As Mason noted, “winter in the city is the fermentation of ideas.”
While in New York City during the cold months of the year, Emily Mason re-evaluated paintings created during the summer months, observing the work in the light of her 20th Street studio. During this season, Mason would also absorb inspiration through giving attention to visual stimuli. She often visited museums, caught current gallery exhibitions, and took snapshots of anything that caught her eye while walking down the streets of New York.

© 2025 Emily Mason | Alice Trumbull Mason Foundation/ARS.
The winter brought a different kind of production for Mason — one of teaching, as well as reassessment. Observing her paintings in the winter light of New York City, Mason would decide on any changes — often rotating pieces, and playing with orientation. At times, paintings were intuitively reworked.

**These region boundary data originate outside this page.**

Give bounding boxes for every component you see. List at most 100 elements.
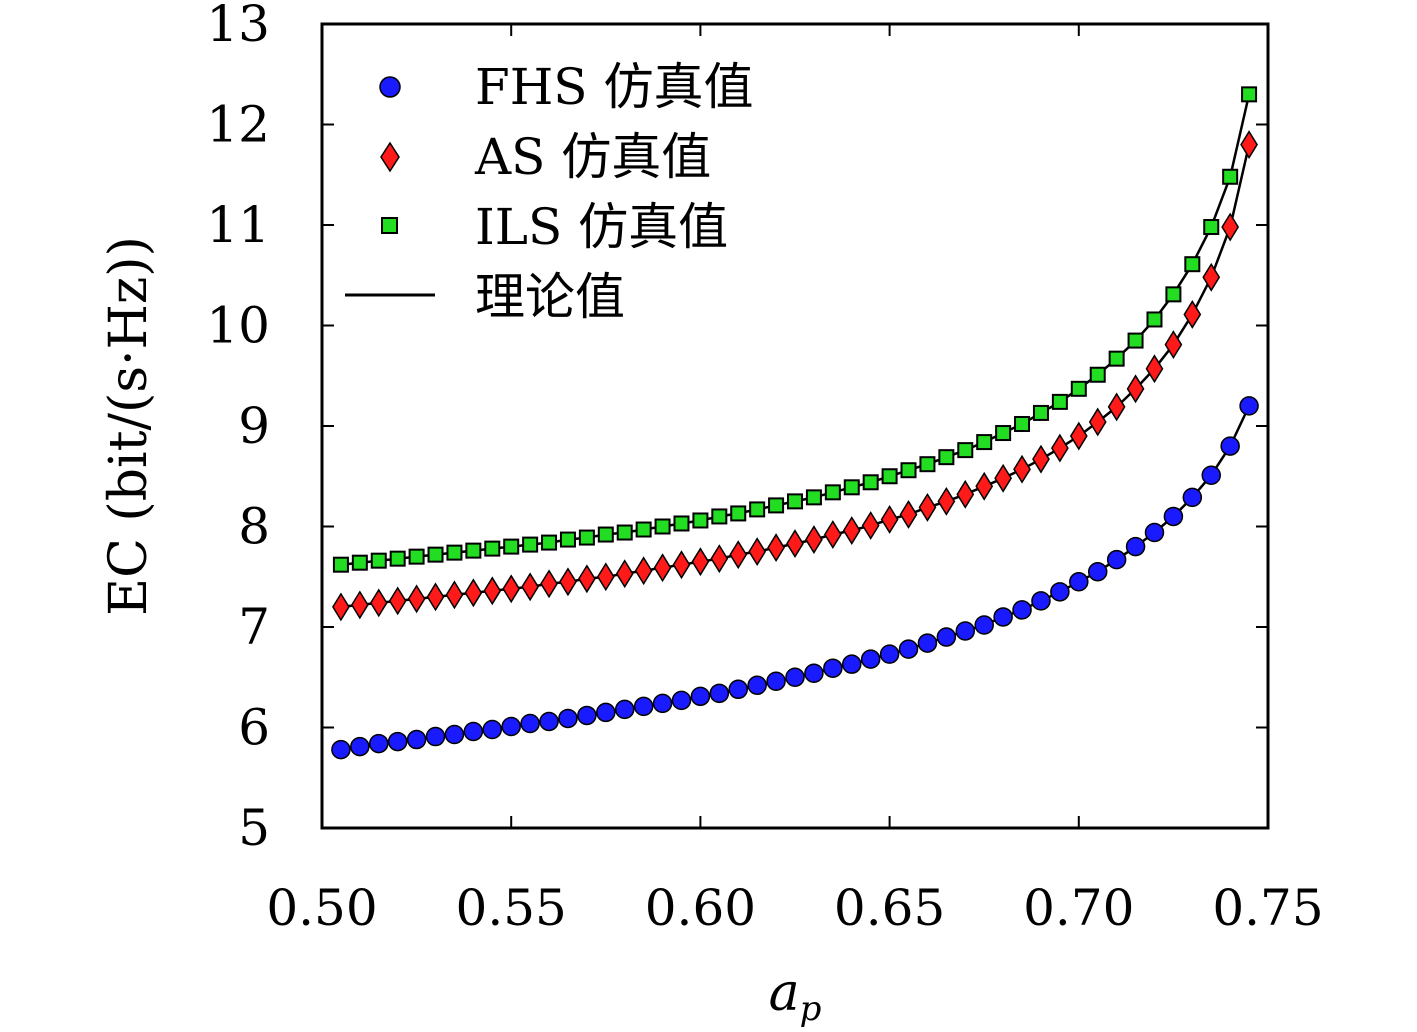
ils-point-23 <box>768 497 785 514</box>
fhs-point-21 <box>728 679 748 700</box>
fhs-point-45 <box>1182 487 1203 508</box>
fhs-point-19 <box>690 686 711 707</box>
fhs-point-44 <box>1163 506 1184 527</box>
as-point-11 <box>540 569 558 599</box>
fhs-point-16 <box>633 696 654 717</box>
ils-point-44 <box>1165 286 1182 303</box>
fhs-point-14 <box>596 702 616 723</box>
fhs-point-11 <box>539 711 559 732</box>
ils-point-0 <box>332 556 349 573</box>
y-tick-label-0: 5 <box>238 799 270 857</box>
fhs-point-38 <box>1050 582 1070 602</box>
as-point-6 <box>445 580 464 610</box>
x-tick-label-3: 0.65 <box>834 879 945 937</box>
as-point-25 <box>805 525 823 554</box>
as-point-15 <box>615 559 634 589</box>
as-point-42 <box>1126 374 1145 404</box>
legend-item-ils: ILS 仿真值 <box>381 198 728 256</box>
ils-point-43 <box>1146 311 1163 328</box>
as-point-24 <box>786 529 804 559</box>
fhs-point-5 <box>425 726 446 747</box>
ils-point-47 <box>1222 168 1239 185</box>
legend-label-ils: ILS 仿真值 <box>475 198 728 256</box>
ils-point-32 <box>938 449 955 466</box>
ils-point-10 <box>522 536 539 553</box>
ils-point-15 <box>616 524 633 541</box>
fhs-point-42 <box>1125 536 1146 557</box>
as-point-29 <box>880 505 899 534</box>
ils-point-36 <box>1014 415 1031 432</box>
legend-item-as: AS 仿真值 <box>380 128 711 186</box>
y-axis-label: EC (bit/(s·Hz)) <box>99 236 159 616</box>
legend-item-fhs: FHS 仿真值 <box>379 58 753 116</box>
x-tick-label-2: 0.60 <box>645 879 756 937</box>
fhs-point-33 <box>955 621 976 641</box>
ils-point-8 <box>484 540 501 557</box>
ils-point-38 <box>1051 393 1068 410</box>
fhs-point-30 <box>898 639 919 659</box>
as-point-28 <box>861 511 880 540</box>
fhs-point-4 <box>406 729 427 750</box>
ils-point-35 <box>995 425 1012 442</box>
fhs-point-7 <box>463 721 484 742</box>
y-tick-label-3: 8 <box>238 498 270 556</box>
fhs-point-40 <box>1087 561 1108 582</box>
as-point-10 <box>521 572 540 602</box>
fhs-point-6 <box>444 724 465 745</box>
fhs-point-25 <box>804 663 824 683</box>
legend-label-theory: 理论值 <box>475 268 625 326</box>
fhs-point-17 <box>652 693 673 714</box>
fhs-point-3 <box>387 731 408 752</box>
data-markers <box>331 86 1259 760</box>
fhs-point-41 <box>1106 549 1127 570</box>
legend-label-as: AS 仿真值 <box>474 128 711 186</box>
fhs-point-13 <box>577 705 597 726</box>
as-point-26 <box>823 520 842 549</box>
fhs-point-32 <box>936 627 957 647</box>
ils-point-3 <box>389 550 406 567</box>
as-point-5 <box>426 582 445 612</box>
as-point-20 <box>710 544 729 574</box>
as-point-4 <box>407 584 426 614</box>
ils-point-7 <box>465 542 482 559</box>
as-point-48 <box>1240 130 1258 160</box>
ils-point-22 <box>749 501 766 518</box>
as-point-46 <box>1202 262 1221 292</box>
as-point-38 <box>1050 433 1069 463</box>
as-point-21 <box>729 540 748 570</box>
as-point-39 <box>1069 421 1088 451</box>
as-point-35 <box>994 463 1013 493</box>
as-point-16 <box>634 556 653 586</box>
axis-ticks <box>321 23 1269 829</box>
as-point-12 <box>559 567 577 597</box>
as-point-19 <box>691 547 710 577</box>
as-point-44 <box>1164 330 1183 360</box>
fhs-point-37 <box>1031 591 1051 611</box>
legend-marker-ils <box>381 217 398 234</box>
fhs-point-0 <box>331 739 351 760</box>
ils-point-42 <box>1127 332 1144 349</box>
fhs-point-31 <box>917 633 938 653</box>
fhs-point-1 <box>350 736 370 757</box>
fhs-point-10 <box>520 713 540 734</box>
x-tick-label-0: 0.50 <box>266 879 377 937</box>
legend-item-theory: 理论值 <box>345 268 625 326</box>
fhs-point-47 <box>1220 436 1240 456</box>
fhs-point-18 <box>671 690 692 711</box>
fhs-point-22 <box>747 675 767 696</box>
theory-line-fhs <box>340 405 1251 751</box>
ils-point-34 <box>976 434 993 451</box>
ils-point-17 <box>654 518 671 535</box>
fhs-point-43 <box>1144 522 1165 543</box>
ils-point-12 <box>559 531 576 548</box>
as-point-8 <box>483 576 502 606</box>
ils-point-16 <box>635 521 652 538</box>
fhs-point-12 <box>558 708 578 729</box>
ils-point-13 <box>578 529 595 546</box>
tick-labels: 0.50 0.55 0.60 0.65 0.70 0.75 5 6 7 8 9 10 11 12 13 <box>206 0 1323 937</box>
x-tick-label-5: 0.75 <box>1212 879 1323 937</box>
x-tick-label-1: 0.55 <box>456 879 567 937</box>
fhs-point-46 <box>1201 465 1221 485</box>
ils-point-28 <box>862 474 879 491</box>
fhs-point-9 <box>501 716 521 737</box>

As curator Andrea Gyorody notes in the essay Landscapes, Seascapes, and Fire Escapes:
“I find it revealing that Mason believes New York light is somehow clarifying, perhaps not only in terms of the condition of light in her studio, which I can testify is sublime, but also with reference to the atmosphere of the city, the heart of American abstraction that has been the crucible for generations of artists, including Mason and her mother.”

This traditionally quiet season in New York reconnected Mason with the cultural pulse of the city. She made a ritual of visiting the classics starting with the Metropolitan Museum of Art’s frescos in the Greek and Roman Art wing. Mason also kept an eye on new exhibitions at the Institute for the Study of the Ancient World (ISAW), continually gleaning inspiration for her teaching syllabi and her own work.